Title :
Managing distributed collections: evaluating Web page changes, movement, and replacement
Author :
Dalai, Z. ; Dash, Suvendu ; Dave, Pratik ; Francisco-Revilla, Luis ; Furuta, Richard ; Karadkar, Unmil ; Shipma, F.
Author_Institution :
Dept. of Comput. Sci., Texas A&M Univ., College Station, TX, USA
Abstract :
Distributed collections of Web materials are common. Bookmark lists, paths, and catalogs such as Yahoo! Directories require human maintenance to keep up to date with changes to the underlying documents. The Walden´s paths path manager is a tool to support the maintenance of distributed collections. Earlier efforts focused on recognizing the type and degree of change within Web pages and identifying pages no longer accessible. We now extend this work with algorithms for evaluating drastic changes to page content based on context. Additionally, we expand on previous work to locate moved pages and apply the modified approach to suggesting page replacements when the original page cannot be found.
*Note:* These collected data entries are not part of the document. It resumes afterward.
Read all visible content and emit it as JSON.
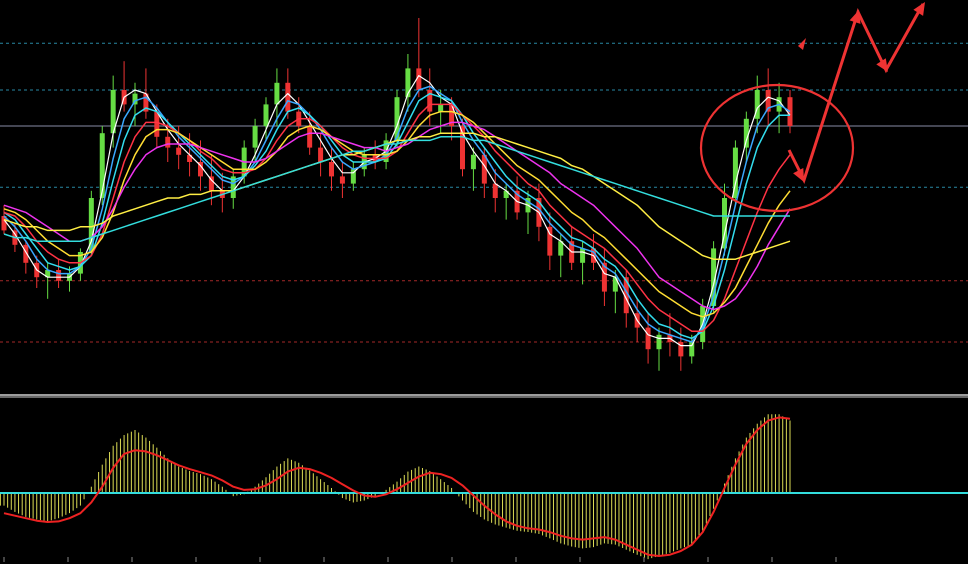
{
  "chart_data": [
    {
      "type": "candlestick",
      "panel": "price",
      "title": "",
      "xlabel": "",
      "ylabel": "",
      "ylim": [
        0,
        100
      ],
      "grid": true,
      "x_ticks": [
        "",
        "",
        "",
        "",
        "",
        "",
        "",
        "",
        "",
        "",
        "",
        "",
        "",
        ""
      ],
      "horizontal_levels": [
        {
          "value": 93,
          "color": "#33aacc",
          "style": "dashed"
        },
        {
          "value": 80,
          "color": "#33aacc",
          "style": "dashed"
        },
        {
          "value": 70,
          "color": "#aab0d0",
          "style": "solid"
        },
        {
          "value": 53,
          "color": "#33aacc",
          "style": "dashed"
        },
        {
          "value": 27,
          "color": "#cc3333",
          "style": "dashed"
        },
        {
          "value": 10,
          "color": "#cc3333",
          "style": "dashed"
        }
      ],
      "candles": [
        [
          45,
          48,
          40,
          41
        ],
        [
          41,
          43,
          35,
          37
        ],
        [
          37,
          38,
          29,
          32
        ],
        [
          32,
          34,
          25,
          28
        ],
        [
          28,
          32,
          22,
          30
        ],
        [
          30,
          33,
          25,
          27
        ],
        [
          27,
          31,
          24,
          29
        ],
        [
          29,
          36,
          27,
          35
        ],
        [
          35,
          52,
          34,
          50
        ],
        [
          50,
          70,
          48,
          68
        ],
        [
          68,
          84,
          64,
          80
        ],
        [
          80,
          88,
          74,
          76
        ],
        [
          76,
          82,
          70,
          79
        ],
        [
          79,
          86,
          72,
          74
        ],
        [
          74,
          76,
          64,
          67
        ],
        [
          67,
          72,
          60,
          64
        ],
        [
          64,
          70,
          58,
          62
        ],
        [
          62,
          68,
          56,
          60
        ],
        [
          60,
          66,
          52,
          56
        ],
        [
          56,
          62,
          48,
          52
        ],
        [
          52,
          57,
          46,
          50
        ],
        [
          50,
          58,
          47,
          56
        ],
        [
          56,
          66,
          54,
          64
        ],
        [
          64,
          72,
          60,
          70
        ],
        [
          70,
          78,
          66,
          76
        ],
        [
          76,
          86,
          70,
          82
        ],
        [
          82,
          86,
          72,
          74
        ],
        [
          74,
          78,
          68,
          70
        ],
        [
          70,
          74,
          62,
          64
        ],
        [
          64,
          68,
          56,
          60
        ],
        [
          60,
          64,
          52,
          56
        ],
        [
          56,
          60,
          50,
          54
        ],
        [
          54,
          60,
          52,
          58
        ],
        [
          58,
          64,
          56,
          62
        ],
        [
          62,
          66,
          58,
          60
        ],
        [
          60,
          68,
          58,
          66
        ],
        [
          66,
          80,
          64,
          78
        ],
        [
          78,
          90,
          74,
          86
        ],
        [
          86,
          100,
          78,
          80
        ],
        [
          80,
          86,
          70,
          74
        ],
        [
          74,
          80,
          68,
          76
        ],
        [
          76,
          78,
          66,
          70
        ],
        [
          70,
          72,
          56,
          58
        ],
        [
          58,
          64,
          52,
          62
        ],
        [
          62,
          64,
          50,
          54
        ],
        [
          54,
          58,
          46,
          50
        ],
        [
          50,
          54,
          44,
          52
        ],
        [
          52,
          56,
          44,
          46
        ],
        [
          46,
          52,
          40,
          50
        ],
        [
          50,
          54,
          38,
          42
        ],
        [
          42,
          46,
          30,
          34
        ],
        [
          34,
          40,
          28,
          38
        ],
        [
          38,
          42,
          30,
          32
        ],
        [
          32,
          38,
          26,
          36
        ],
        [
          36,
          40,
          30,
          32
        ],
        [
          32,
          36,
          20,
          24
        ],
        [
          24,
          30,
          18,
          28
        ],
        [
          28,
          30,
          14,
          18
        ],
        [
          18,
          22,
          10,
          14
        ],
        [
          14,
          18,
          4,
          8
        ],
        [
          8,
          14,
          2,
          12
        ],
        [
          12,
          18,
          6,
          10
        ],
        [
          10,
          14,
          2,
          6
        ],
        [
          6,
          12,
          4,
          10
        ],
        [
          10,
          22,
          8,
          20
        ],
        [
          20,
          38,
          18,
          36
        ],
        [
          36,
          54,
          34,
          50
        ],
        [
          50,
          66,
          48,
          64
        ],
        [
          64,
          74,
          60,
          72
        ],
        [
          72,
          84,
          68,
          80
        ],
        [
          80,
          86,
          70,
          74
        ],
        [
          74,
          82,
          68,
          78
        ],
        [
          78,
          80,
          68,
          70
        ]
      ],
      "series": [
        {
          "name": "",
          "color": "#ffffff",
          "width": 1.2,
          "values": [
            44,
            40,
            35,
            30,
            28,
            28,
            28,
            31,
            38,
            52,
            68,
            78,
            80,
            79,
            74,
            69,
            65,
            62,
            59,
            55,
            52,
            52,
            56,
            62,
            69,
            76,
            79,
            76,
            71,
            66,
            61,
            57,
            57,
            60,
            61,
            63,
            70,
            79,
            84,
            82,
            78,
            76,
            68,
            63,
            59,
            54,
            52,
            49,
            48,
            46,
            40,
            38,
            35,
            35,
            34,
            29,
            28,
            22,
            16,
            12,
            11,
            11,
            9,
            9,
            15,
            26,
            40,
            54,
            66,
            75,
            78,
            77,
            73
          ]
        },
        {
          "name": "",
          "color": "#3aa8ff",
          "width": 1.5,
          "values": [
            45,
            42,
            38,
            33,
            30,
            29,
            29,
            31,
            36,
            47,
            61,
            72,
            77,
            78,
            75,
            71,
            67,
            64,
            61,
            58,
            55,
            54,
            56,
            60,
            66,
            72,
            77,
            76,
            73,
            69,
            64,
            60,
            58,
            59,
            60,
            62,
            67,
            75,
            80,
            81,
            79,
            77,
            71,
            66,
            62,
            57,
            54,
            51,
            49,
            47,
            43,
            40,
            37,
            36,
            35,
            31,
            29,
            24,
            19,
            15,
            13,
            12,
            11,
            10,
            14,
            23,
            35,
            48,
            60,
            70,
            75,
            76,
            74
          ]
        },
        {
          "name": "",
          "color": "#33ddee",
          "width": 1.5,
          "values": [
            46,
            44,
            40,
            36,
            32,
            31,
            30,
            31,
            34,
            43,
            55,
            66,
            73,
            75,
            74,
            71,
            68,
            65,
            62,
            59,
            56,
            55,
            56,
            59,
            63,
            69,
            74,
            75,
            73,
            70,
            66,
            62,
            60,
            60,
            60,
            61,
            65,
            71,
            77,
            79,
            78,
            77,
            73,
            68,
            64,
            60,
            56,
            53,
            51,
            49,
            45,
            42,
            39,
            38,
            36,
            33,
            31,
            27,
            22,
            18,
            15,
            14,
            12,
            11,
            13,
            20,
            30,
            42,
            54,
            64,
            70,
            73,
            73
          ]
        },
        {
          "name": "",
          "color": "#ff3344",
          "width": 1.5,
          "values": [
            46,
            45,
            42,
            38,
            35,
            33,
            32,
            32,
            34,
            40,
            50,
            60,
            67,
            71,
            71,
            70,
            68,
            66,
            63,
            61,
            58,
            57,
            57,
            58,
            61,
            66,
            70,
            72,
            72,
            70,
            67,
            64,
            62,
            61,
            61,
            61,
            63,
            68,
            73,
            76,
            76,
            76,
            73,
            70,
            67,
            63,
            60,
            57,
            54,
            52,
            48,
            45,
            42,
            40,
            38,
            36,
            33,
            30,
            26,
            22,
            19,
            17,
            15,
            13,
            13,
            16,
            22,
            30,
            38,
            46,
            53,
            58,
            62
          ]
        },
        {
          "name": "",
          "color": "#ffdd33",
          "width": 1.5,
          "values": [
            47,
            46,
            44,
            41,
            38,
            36,
            34,
            34,
            35,
            39,
            46,
            55,
            62,
            67,
            69,
            69,
            68,
            66,
            64,
            62,
            60,
            58,
            58,
            58,
            60,
            63,
            67,
            69,
            70,
            69,
            67,
            65,
            63,
            62,
            62,
            62,
            63,
            66,
            70,
            73,
            74,
            74,
            73,
            71,
            68,
            65,
            62,
            59,
            57,
            55,
            52,
            49,
            46,
            44,
            41,
            39,
            36,
            33,
            30,
            27,
            24,
            22,
            20,
            18,
            17,
            18,
            21,
            25,
            31,
            37,
            43,
            48,
            52
          ]
        },
        {
          "name": "",
          "color": "#ee33ee",
          "width": 1.5,
          "values": [
            48,
            47,
            46,
            44,
            42,
            40,
            38,
            38,
            39,
            42,
            47,
            53,
            58,
            62,
            64,
            65,
            65,
            65,
            64,
            63,
            62,
            61,
            60,
            60,
            61,
            63,
            65,
            67,
            68,
            68,
            67,
            66,
            65,
            64,
            64,
            63,
            64,
            65,
            67,
            69,
            70,
            71,
            71,
            70,
            69,
            67,
            65,
            63,
            61,
            59,
            57,
            54,
            52,
            50,
            48,
            45,
            42,
            39,
            36,
            32,
            28,
            26,
            24,
            22,
            20,
            19,
            20,
            22,
            26,
            31,
            37,
            42,
            47
          ]
        },
        {
          "name": "",
          "color": "#ffee44",
          "width": 1.5,
          "values": [
            44,
            43,
            42,
            42,
            41,
            41,
            41,
            42,
            42,
            43,
            45,
            46,
            47,
            48,
            49,
            50,
            50,
            51,
            51,
            52,
            52,
            52,
            53,
            54,
            55,
            56,
            57,
            58,
            59,
            60,
            61,
            62,
            62,
            63,
            64,
            65,
            66,
            66,
            67,
            67,
            68,
            68,
            68,
            68,
            67,
            67,
            66,
            65,
            64,
            63,
            62,
            61,
            59,
            58,
            56,
            54,
            52,
            50,
            48,
            45,
            42,
            40,
            38,
            36,
            34,
            33,
            33,
            33,
            34,
            35,
            36,
            37,
            38
          ]
        },
        {
          "name": "",
          "color": "#33dddd",
          "width": 1.5,
          "values": [
            40,
            39,
            39,
            38,
            38,
            38,
            38,
            38,
            39,
            40,
            41,
            42,
            43,
            44,
            45,
            46,
            47,
            48,
            49,
            50,
            51,
            52,
            53,
            54,
            55,
            56,
            57,
            58,
            59,
            60,
            61,
            62,
            63,
            63,
            64,
            65,
            65,
            66,
            66,
            66,
            67,
            67,
            67,
            66,
            66,
            65,
            64,
            63,
            62,
            61,
            60,
            59,
            58,
            57,
            56,
            55,
            54,
            53,
            52,
            51,
            50,
            49,
            48,
            47,
            46,
            45,
            45,
            45,
            45,
            45,
            45,
            45,
            45
          ]
        }
      ]
    },
    {
      "type": "bar",
      "panel": "oscillator",
      "title": "",
      "ylim": [
        -100,
        100
      ],
      "zero_line_color": "#33dddd",
      "bar_color": "#dddd55",
      "bars": [
        -20,
        -30,
        -38,
        -42,
        -45,
        -40,
        -32,
        -20,
        10,
        45,
        75,
        92,
        100,
        88,
        72,
        55,
        42,
        35,
        30,
        22,
        10,
        -5,
        -2,
        10,
        25,
        42,
        55,
        48,
        36,
        22,
        8,
        -8,
        -15,
        -12,
        -5,
        5,
        18,
        34,
        42,
        35,
        22,
        8,
        -12,
        -30,
        -42,
        -50,
        -55,
        -60,
        -62,
        -65,
        -72,
        -80,
        -85,
        -88,
        -86,
        -80,
        -82,
        -90,
        -98,
        -105,
        -100,
        -95,
        -88,
        -82,
        -60,
        -25,
        15,
        55,
        88,
        110,
        125,
        125,
        115
      ],
      "signal": {
        "color": "#ee2222",
        "values": [
          -32,
          -36,
          -40,
          -44,
          -46,
          -45,
          -40,
          -32,
          -15,
          10,
          40,
          62,
          68,
          66,
          60,
          52,
          44,
          38,
          33,
          28,
          20,
          10,
          5,
          6,
          12,
          22,
          34,
          40,
          38,
          32,
          24,
          14,
          4,
          -4,
          -6,
          -2,
          6,
          16,
          26,
          32,
          30,
          24,
          12,
          -4,
          -20,
          -34,
          -45,
          -52,
          -56,
          -58,
          -62,
          -68,
          -72,
          -74,
          -72,
          -70,
          -74,
          -82,
          -90,
          -98,
          -100,
          -98,
          -92,
          -82,
          -62,
          -30,
          8,
          45,
          78,
          100,
          115,
          120,
          118
        ]
      }
    }
  ],
  "annotations": {
    "circle_color": "#ee3333",
    "arrow_color": "#ee3333"
  }
}
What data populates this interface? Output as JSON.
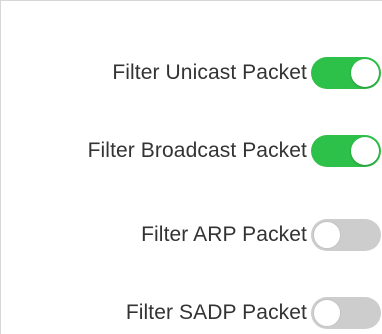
{
  "filters": [
    {
      "label": "Filter Unicast Packet",
      "enabled": true
    },
    {
      "label": "Filter Broadcast Packet",
      "enabled": true
    },
    {
      "label": "Filter ARP Packet",
      "enabled": false
    },
    {
      "label": "Filter SADP Packet",
      "enabled": false
    }
  ],
  "colors": {
    "toggle_on": "#2ec14a",
    "toggle_off": "#cdcdcd"
  }
}
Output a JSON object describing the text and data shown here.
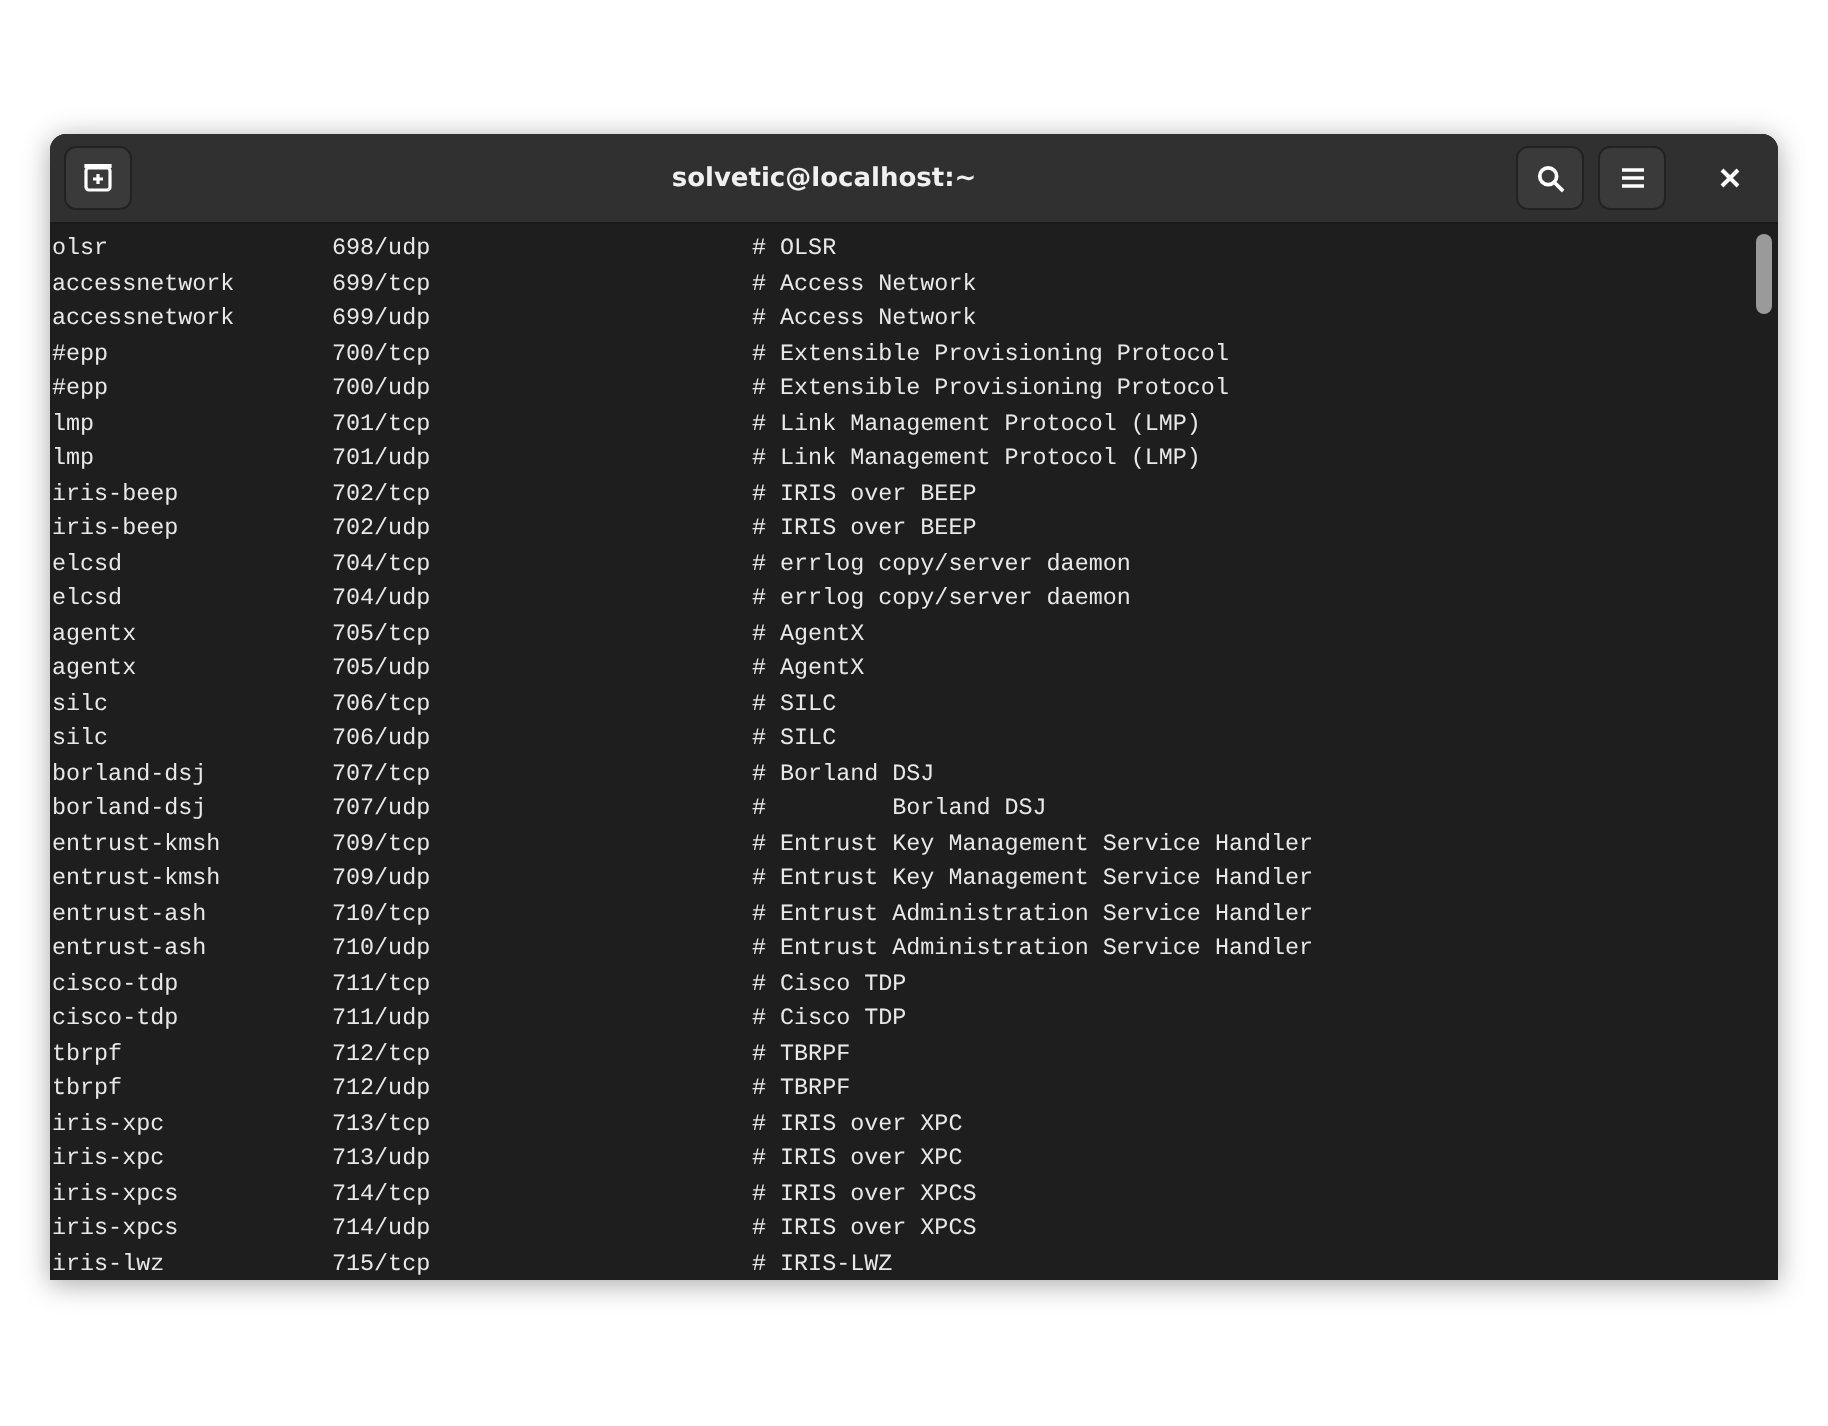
{
  "window": {
    "title": "solvetic@localhost:~"
  },
  "terminal": {
    "rows": [
      {
        "service": "olsr",
        "port": "698/udp",
        "comment": "# OLSR"
      },
      {
        "service": "accessnetwork",
        "port": "699/tcp",
        "comment": "# Access Network"
      },
      {
        "service": "accessnetwork",
        "port": "699/udp",
        "comment": "# Access Network"
      },
      {
        "service": "#epp",
        "port": "700/tcp",
        "comment": "# Extensible Provisioning Protocol"
      },
      {
        "service": "#epp",
        "port": "700/udp",
        "comment": "# Extensible Provisioning Protocol"
      },
      {
        "service": "lmp",
        "port": "701/tcp",
        "comment": "# Link Management Protocol (LMP)"
      },
      {
        "service": "lmp",
        "port": "701/udp",
        "comment": "# Link Management Protocol (LMP)"
      },
      {
        "service": "iris-beep",
        "port": "702/tcp",
        "comment": "# IRIS over BEEP"
      },
      {
        "service": "iris-beep",
        "port": "702/udp",
        "comment": "# IRIS over BEEP"
      },
      {
        "service": "elcsd",
        "port": "704/tcp",
        "comment": "# errlog copy/server daemon"
      },
      {
        "service": "elcsd",
        "port": "704/udp",
        "comment": "# errlog copy/server daemon"
      },
      {
        "service": "agentx",
        "port": "705/tcp",
        "comment": "# AgentX"
      },
      {
        "service": "agentx",
        "port": "705/udp",
        "comment": "# AgentX"
      },
      {
        "service": "silc",
        "port": "706/tcp",
        "comment": "# SILC"
      },
      {
        "service": "silc",
        "port": "706/udp",
        "comment": "# SILC"
      },
      {
        "service": "borland-dsj",
        "port": "707/tcp",
        "comment": "# Borland DSJ"
      },
      {
        "service": "borland-dsj",
        "port": "707/udp",
        "comment": "#         Borland DSJ"
      },
      {
        "service": "entrust-kmsh",
        "port": "709/tcp",
        "comment": "# Entrust Key Management Service Handler"
      },
      {
        "service": "entrust-kmsh",
        "port": "709/udp",
        "comment": "# Entrust Key Management Service Handler"
      },
      {
        "service": "entrust-ash",
        "port": "710/tcp",
        "comment": "# Entrust Administration Service Handler"
      },
      {
        "service": "entrust-ash",
        "port": "710/udp",
        "comment": "# Entrust Administration Service Handler"
      },
      {
        "service": "cisco-tdp",
        "port": "711/tcp",
        "comment": "# Cisco TDP"
      },
      {
        "service": "cisco-tdp",
        "port": "711/udp",
        "comment": "# Cisco TDP"
      },
      {
        "service": "tbrpf",
        "port": "712/tcp",
        "comment": "# TBRPF"
      },
      {
        "service": "tbrpf",
        "port": "712/udp",
        "comment": "# TBRPF"
      },
      {
        "service": "iris-xpc",
        "port": "713/tcp",
        "comment": "# IRIS over XPC"
      },
      {
        "service": "iris-xpc",
        "port": "713/udp",
        "comment": "# IRIS over XPC"
      },
      {
        "service": "iris-xpcs",
        "port": "714/tcp",
        "comment": "# IRIS over XPCS"
      },
      {
        "service": "iris-xpcs",
        "port": "714/udp",
        "comment": "# IRIS over XPCS"
      },
      {
        "service": "iris-lwz",
        "port": "715/tcp",
        "comment": "# IRIS-LWZ"
      }
    ]
  }
}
Based on these results we are redesigning the path manager to better support the range of assessments necessary to manage distributed collections.
Keywords :
Internet; digital libraries; document handling; human factors; Walden paths path manager tool; Web material; Web page; bookmark list; catalog; distributed collection; human maintenance; Algorithm design and analysis; Art; Catalogs; Change detection algorithms; Computer science; Human factors; Information retrieval; Organizing; Software libraries; Web pages;
Conference_Titel :
Digital Libraries, 2004. Proceedings of the 2004 Joint ACM/IEEE Conference on
Print_ISBN :
1-58113-832-6
DOI :
10.1109/JCDL.2004.1336113